Une date-clé dans le processus de retour à l’ordre constitutionnel, que les autorités entendent mener avec rigueur. Pour autant, le Général Camara est resté prudent sur le calendrier global des autres scrutins. « Une fois la Constitution adoptée, toutes les institutions prévues par celle-ci seront mises en place. Ce qui doit se faire par élection, se fera. Mais je ne suis pas en mesure de donner une date », a-t-il déclaré.
S’appuyant sur les propos récents du Premier ministre Bah Oury, qui a évoqué la tenue de plusieurs scrutins cette année, le porte-parole de la présidence a réaffirmé l’engagement du Chef de l’État à faire de 2025 une « année électorale », sous réserve de l’adoption préalable de la nouvelle Constitution.
« S’il y avait une élection demain, croyez bien que nous serions les premiers à l’organiser. Mais nous voulons qu’elle se tienne dans un État bâti sur une base solide, avec une Constitution légitime. Nous ne voulons pas mettre la charrue avant les bœufs », a martelé le général, soulignant que la normalisation institutionnelle est une aspiration partagée par la communauté nationale et internationale.
Il a également mis en lumière le regain d’intérêt des partenaires pour la Guinée : « Hier, la Guinée attirait par ses richesses, aujourd’hui elle inspire par sa résilience et ses choix politiques.
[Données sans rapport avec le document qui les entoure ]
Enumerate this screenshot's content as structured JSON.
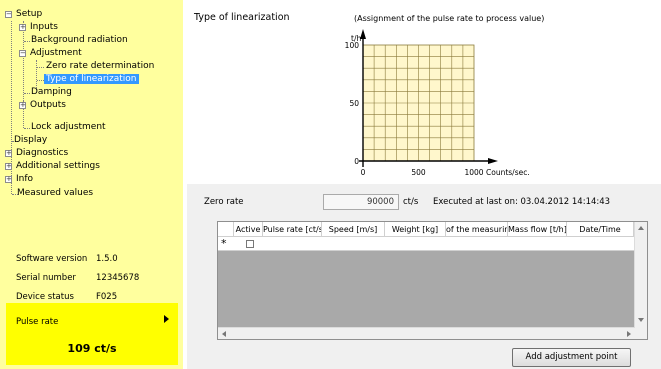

De nombreuses institutions sont prêtes à venir accompagner notre peuple, une fois la stabilité institutionnelle retrouvée. »
En conclusion, le général a exprimé un souhait personnel : « Le jour où le Président décidera, par décret, de convoquer le corps électoral, je prie Dieu d’avoir l’honneur de lire ce décret à la RTG. »
Cette déclaration, à la fois ferme et porteuse d’espoir, confirme la volonté des autorités de la transition de poser les jalons d’un retour progressif à l’ordre constitutionnel… en commençant par le socle fondamental : une nouvelle Constitution.